Später, möglicherweise noch im 16. Jh., wurde die Kirche ein weiteres Mal vergrößert, wobei der südliche Teil erweitert wurde und die Pfeiler, die das Kirchenschiff unterteilten, entfernt wurden. Alle Bauphasen sind durch einen dazugehörenden Bodenbelag charakterisiert. Im Barock wurde die Kirche nur unwesentlich verändert, abgesehen davon, das die polygonale Apsis aus gotischer Zeit entfernt und von einem großen, Rechteckchor ersetzt wurde.
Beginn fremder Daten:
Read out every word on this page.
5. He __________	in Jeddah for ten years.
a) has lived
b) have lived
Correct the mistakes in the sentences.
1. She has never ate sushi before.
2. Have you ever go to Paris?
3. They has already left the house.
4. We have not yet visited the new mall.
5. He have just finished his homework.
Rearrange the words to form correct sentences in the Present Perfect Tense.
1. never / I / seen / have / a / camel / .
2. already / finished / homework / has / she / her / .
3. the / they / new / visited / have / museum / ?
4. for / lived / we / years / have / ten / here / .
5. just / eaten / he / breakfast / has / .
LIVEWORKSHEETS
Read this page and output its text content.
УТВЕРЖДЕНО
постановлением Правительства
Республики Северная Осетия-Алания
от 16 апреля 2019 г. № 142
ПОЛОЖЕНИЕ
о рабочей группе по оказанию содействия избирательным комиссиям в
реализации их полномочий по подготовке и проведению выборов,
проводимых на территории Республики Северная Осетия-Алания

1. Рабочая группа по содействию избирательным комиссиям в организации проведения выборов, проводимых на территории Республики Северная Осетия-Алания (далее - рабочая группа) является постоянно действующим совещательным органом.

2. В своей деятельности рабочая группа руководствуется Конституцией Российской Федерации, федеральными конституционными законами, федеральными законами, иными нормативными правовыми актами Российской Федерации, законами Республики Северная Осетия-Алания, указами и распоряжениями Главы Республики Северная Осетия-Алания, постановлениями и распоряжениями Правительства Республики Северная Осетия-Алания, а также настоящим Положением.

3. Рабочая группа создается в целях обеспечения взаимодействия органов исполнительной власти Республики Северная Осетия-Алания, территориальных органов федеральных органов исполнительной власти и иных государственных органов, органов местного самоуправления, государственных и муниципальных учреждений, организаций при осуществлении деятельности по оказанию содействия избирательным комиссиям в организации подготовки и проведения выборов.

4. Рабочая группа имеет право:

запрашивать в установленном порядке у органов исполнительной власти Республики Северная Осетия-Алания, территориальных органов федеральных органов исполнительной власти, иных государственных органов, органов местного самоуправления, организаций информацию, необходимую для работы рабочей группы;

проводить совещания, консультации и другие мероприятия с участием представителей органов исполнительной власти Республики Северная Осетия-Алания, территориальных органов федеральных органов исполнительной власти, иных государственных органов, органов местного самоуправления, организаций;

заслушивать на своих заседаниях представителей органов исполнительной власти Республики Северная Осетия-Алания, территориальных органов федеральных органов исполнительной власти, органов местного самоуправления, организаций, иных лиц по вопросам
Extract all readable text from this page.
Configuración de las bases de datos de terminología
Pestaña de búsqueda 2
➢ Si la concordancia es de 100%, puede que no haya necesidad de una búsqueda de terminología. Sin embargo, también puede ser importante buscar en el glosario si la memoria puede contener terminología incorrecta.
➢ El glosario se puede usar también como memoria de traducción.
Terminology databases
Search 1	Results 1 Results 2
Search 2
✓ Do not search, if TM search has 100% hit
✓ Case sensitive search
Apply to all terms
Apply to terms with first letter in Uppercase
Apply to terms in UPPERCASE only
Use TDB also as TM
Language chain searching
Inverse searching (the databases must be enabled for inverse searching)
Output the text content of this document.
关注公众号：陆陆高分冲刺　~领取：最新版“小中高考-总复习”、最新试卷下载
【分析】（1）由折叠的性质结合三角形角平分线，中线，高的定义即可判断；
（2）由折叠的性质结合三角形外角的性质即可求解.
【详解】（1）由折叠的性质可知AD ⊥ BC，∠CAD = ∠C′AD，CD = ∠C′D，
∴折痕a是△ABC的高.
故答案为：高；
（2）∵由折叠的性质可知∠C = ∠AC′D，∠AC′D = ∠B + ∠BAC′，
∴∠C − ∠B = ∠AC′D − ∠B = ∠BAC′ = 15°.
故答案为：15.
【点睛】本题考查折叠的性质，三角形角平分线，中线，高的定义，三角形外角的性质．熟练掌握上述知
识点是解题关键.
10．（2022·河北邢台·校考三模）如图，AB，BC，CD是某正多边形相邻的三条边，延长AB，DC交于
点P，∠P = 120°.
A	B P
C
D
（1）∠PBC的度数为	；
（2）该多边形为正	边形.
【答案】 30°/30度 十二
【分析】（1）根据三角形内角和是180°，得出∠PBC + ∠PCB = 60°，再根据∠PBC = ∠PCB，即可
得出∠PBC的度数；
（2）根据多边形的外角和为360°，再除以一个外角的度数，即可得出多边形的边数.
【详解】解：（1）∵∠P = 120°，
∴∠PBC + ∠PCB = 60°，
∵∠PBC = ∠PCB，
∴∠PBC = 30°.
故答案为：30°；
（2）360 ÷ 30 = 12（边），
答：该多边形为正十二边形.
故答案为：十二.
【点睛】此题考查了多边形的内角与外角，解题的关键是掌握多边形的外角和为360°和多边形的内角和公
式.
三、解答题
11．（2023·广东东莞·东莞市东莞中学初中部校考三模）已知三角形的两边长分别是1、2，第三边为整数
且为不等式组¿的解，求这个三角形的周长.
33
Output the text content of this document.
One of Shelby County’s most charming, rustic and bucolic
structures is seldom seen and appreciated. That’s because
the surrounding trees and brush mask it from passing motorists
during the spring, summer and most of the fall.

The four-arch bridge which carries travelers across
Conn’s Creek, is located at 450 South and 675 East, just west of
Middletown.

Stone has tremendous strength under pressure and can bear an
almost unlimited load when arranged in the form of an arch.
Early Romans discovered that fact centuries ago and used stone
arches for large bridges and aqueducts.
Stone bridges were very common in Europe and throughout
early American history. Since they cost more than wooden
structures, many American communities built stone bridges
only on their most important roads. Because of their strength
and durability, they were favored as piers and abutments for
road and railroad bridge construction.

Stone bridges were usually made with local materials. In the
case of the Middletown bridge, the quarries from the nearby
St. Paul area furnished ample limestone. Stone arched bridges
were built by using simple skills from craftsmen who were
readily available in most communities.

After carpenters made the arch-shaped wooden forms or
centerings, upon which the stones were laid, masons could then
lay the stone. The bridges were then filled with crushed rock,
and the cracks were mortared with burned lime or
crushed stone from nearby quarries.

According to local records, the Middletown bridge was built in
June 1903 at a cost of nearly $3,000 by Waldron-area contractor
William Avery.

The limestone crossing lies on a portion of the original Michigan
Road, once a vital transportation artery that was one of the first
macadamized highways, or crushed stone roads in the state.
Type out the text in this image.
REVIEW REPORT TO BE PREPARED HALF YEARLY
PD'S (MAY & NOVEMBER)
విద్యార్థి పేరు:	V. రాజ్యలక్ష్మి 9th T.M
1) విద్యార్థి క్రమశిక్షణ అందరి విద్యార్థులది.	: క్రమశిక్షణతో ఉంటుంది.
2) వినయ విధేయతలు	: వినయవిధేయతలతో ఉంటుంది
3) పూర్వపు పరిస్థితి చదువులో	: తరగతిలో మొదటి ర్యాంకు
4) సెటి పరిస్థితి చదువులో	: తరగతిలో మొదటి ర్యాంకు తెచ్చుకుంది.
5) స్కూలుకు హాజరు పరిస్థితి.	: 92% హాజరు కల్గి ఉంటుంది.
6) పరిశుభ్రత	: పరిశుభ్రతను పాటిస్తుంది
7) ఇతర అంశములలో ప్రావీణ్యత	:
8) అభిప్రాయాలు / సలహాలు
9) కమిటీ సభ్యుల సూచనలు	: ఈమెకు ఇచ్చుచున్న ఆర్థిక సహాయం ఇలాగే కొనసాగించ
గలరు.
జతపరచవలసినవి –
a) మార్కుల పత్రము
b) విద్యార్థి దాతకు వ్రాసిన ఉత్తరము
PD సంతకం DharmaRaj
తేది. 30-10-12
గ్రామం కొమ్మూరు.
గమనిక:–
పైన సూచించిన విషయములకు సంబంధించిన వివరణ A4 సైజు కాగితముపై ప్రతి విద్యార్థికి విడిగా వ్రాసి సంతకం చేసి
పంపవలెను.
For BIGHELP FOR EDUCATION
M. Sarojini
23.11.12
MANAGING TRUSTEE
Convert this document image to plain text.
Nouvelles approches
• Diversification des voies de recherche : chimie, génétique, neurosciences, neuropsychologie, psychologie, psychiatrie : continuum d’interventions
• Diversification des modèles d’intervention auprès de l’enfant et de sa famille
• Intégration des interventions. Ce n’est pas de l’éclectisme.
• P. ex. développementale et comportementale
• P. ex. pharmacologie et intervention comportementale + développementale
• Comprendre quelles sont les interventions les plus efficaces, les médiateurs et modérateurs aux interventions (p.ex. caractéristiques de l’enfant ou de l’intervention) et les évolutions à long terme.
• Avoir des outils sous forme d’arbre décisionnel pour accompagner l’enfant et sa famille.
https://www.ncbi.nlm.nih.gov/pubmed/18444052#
Das heutige Erscheinungsbild der Kirche im neoromanischen Stil, geht auf die zweite Hälfte des 19. Jh. zurück, als diese Stilrichtung die europäische Architektur prägte (wobei in Südtirol mit Ausnahme einiger Schlösser nur wenige Beispiele dafür existieren).
Von den Funden sind abgesehen von den römischen Münzen auch an die 50 mittelalterlichen Münzen zu erwähnen. Zu den interessantesten zählen eine Münze Friedrichs I., die zu den ersten Prägungen der Münzstätte Meran gehört, sowie Münzen aus Trient, Verona, Venedig und Mantua. Der Großteil davon kann in das 17. – 18. Jh. datiert werden. In allen Schichten fanden sich zahlreiche, mit Fresken bemalte Verputzfragmente. Zum Großteil handelt es sich um Malereien aus der Zeit zwischen dem Ende des 14. Jh. bis Anfang des 15. Jh.
Im Inneren der Kirche wurden einige Gräber aus unterschiedlichen Epochen und eine runde Grube mit einem Durchmesser von einem Meter freigelegt, die zum Gießen einer Glocke gedient hat. Am Boden der Grube fand sich noch der Lehmsockel für die Glocke, deren Größe exakt mit jener einer Glocke übereinstimmt, die heute noch im Turm hängt und aus dem Jahr 1671 stammt. Auf der Deponie, zu der das Aushubmaterial aus der Kirche vor Grabungsbeginn transportiert wurde, wurden noch einige Münzen, Freskoreste, Überreste von Glas- und Keramikbehältern sowie menschliche Skelettreste gefunden.